TDEE Calculator
Calculate your Total Daily Energy Expenditure — the exact number of calories your body burns each day. See calorie targets for every goal from aggressive fat loss to lean bulking.
What Is TDEE and Why Does It Matter?
Your Total Daily Energy Expenditure (TDEE) is the single most important number in any fitness plan. It represents the total calories your body burns every 24 hours — not just at rest, but including every step you take, every workout you do, and even the energy used to digest your food.
Without knowing your TDEE, setting a calorie target is guesswork. Eat above it and you gain weight. Eat below it and you lose weight. Eat at it and you maintain. It's the foundation of every nutrition plan.
TDEE vs BMR: What's the Difference?
BMR (Basal Metabolic Rate) is the calories your body burns at complete rest — just to keep your heart beating, lungs breathing, and cells functioning. It accounts for roughly 60–70% of total daily calorie burn.
TDEE builds on BMR by adding three additional components:
- TEF (Thermic Effect of Food) — ~10% of calories, burned digesting food
- EAT (Exercise Activity Thermogenesis) — calories burned during intentional exercise
- NEAT (Non-Exercise Activity Thermogenesis) — all other movement (walking, fidgeting, chores)

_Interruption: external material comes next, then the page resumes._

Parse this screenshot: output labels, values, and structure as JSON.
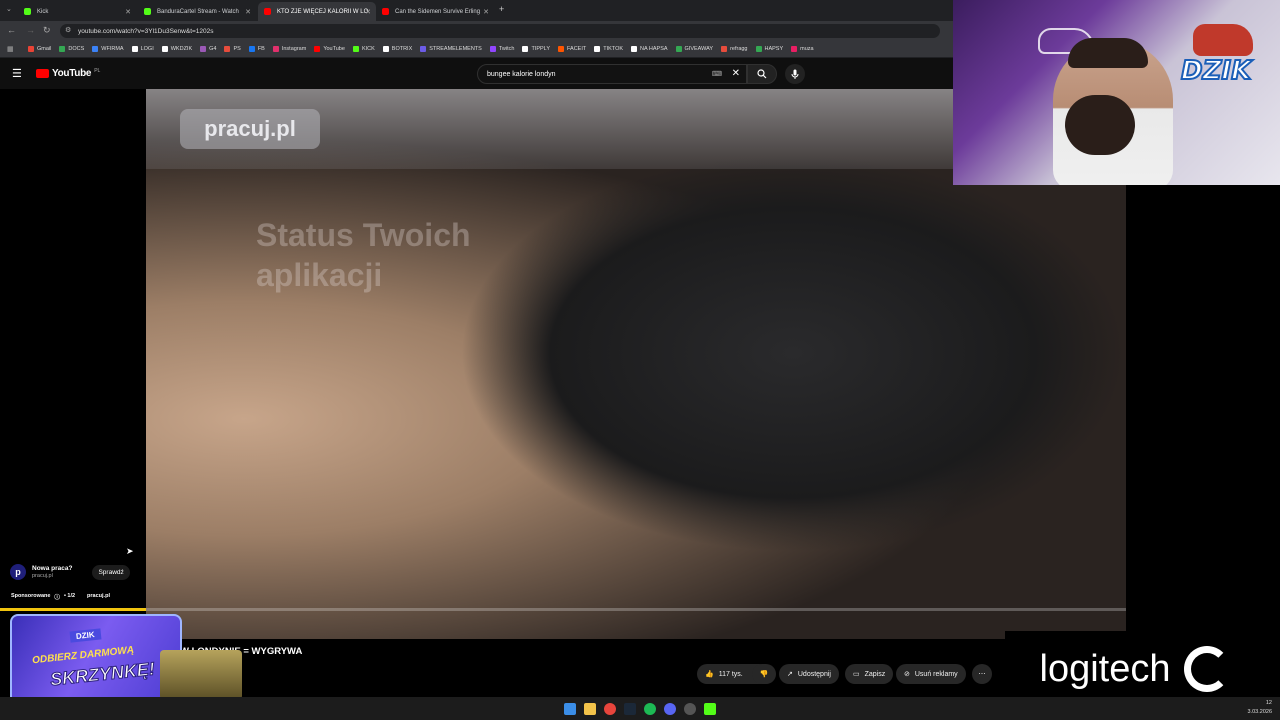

NEAT is the most variable component — two people with identical BMRs can have TDEEs that differ by 500–1,000 kcal/day based purely on how active they are outside the gym.

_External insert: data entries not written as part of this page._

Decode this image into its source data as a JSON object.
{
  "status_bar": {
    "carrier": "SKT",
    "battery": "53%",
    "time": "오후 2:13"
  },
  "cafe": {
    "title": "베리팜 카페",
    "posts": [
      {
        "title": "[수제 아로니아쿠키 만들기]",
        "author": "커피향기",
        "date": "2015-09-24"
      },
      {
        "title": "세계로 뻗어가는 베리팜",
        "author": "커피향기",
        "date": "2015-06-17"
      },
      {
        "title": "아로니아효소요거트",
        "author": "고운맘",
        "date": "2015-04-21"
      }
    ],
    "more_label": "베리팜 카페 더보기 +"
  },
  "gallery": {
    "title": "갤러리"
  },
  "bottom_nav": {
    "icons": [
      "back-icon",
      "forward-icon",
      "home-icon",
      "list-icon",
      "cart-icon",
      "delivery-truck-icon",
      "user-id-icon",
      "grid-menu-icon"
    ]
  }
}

How to Use Your TDEE to Reach Your Goal
Once you have your TDEE, apply the appropriate calorie adjustment:
- Fat loss: TDEE − 250 to −500 kcal/day (lose 0.25–0.5 kg/week)
- Maintenance: Eat at TDEE — monitor weight weekly and adjust ±100 kcal
- Muscle gain (lean bulk): TDEE + 200 to +300 kcal/day for minimal fat gain
- Aggressive bulk: TDEE + 500 kcal/day — faster muscle gain but more fat too
For most people pursuing fat loss, a 300–500 kcal deficit is the sweet spot — large enough to drive consistent fat loss while preserving muscle and energy levels.
The Mifflin-St Jeor Formula
This calculator uses the Mifflin-St Jeor equation to calculate BMR, then multiplies by your activity factor to get TDEE. Developed in 1990 and validated across multiple studies, it's the most accurate formula for most adults.
- Men: BMR = (10 × kg) + (6.25 × cm) − (5 × age) + 5
- Women: BMR = (10 × kg) + (6.25 × cm) − (5 × age) − 161
The result is your BMR. Multiply by the appropriate activity factor (1.2–1.9) and you have your TDEE.
Why You Should Recalculate Regularly
TDEE is not a fixed number. As your body composition and weight change, so does your calorie burn. A common mistake is calculating TDEE once and never adjusting — leading to a stall after initial progress.
Recalculate every 4–6 weeks or whenever your weight changes by more than 3–5 kg. If fat loss stalls for 3+ weeks, reduce by 100–150 kcal/day rather than making dramatic cuts that hurt performance and muscle.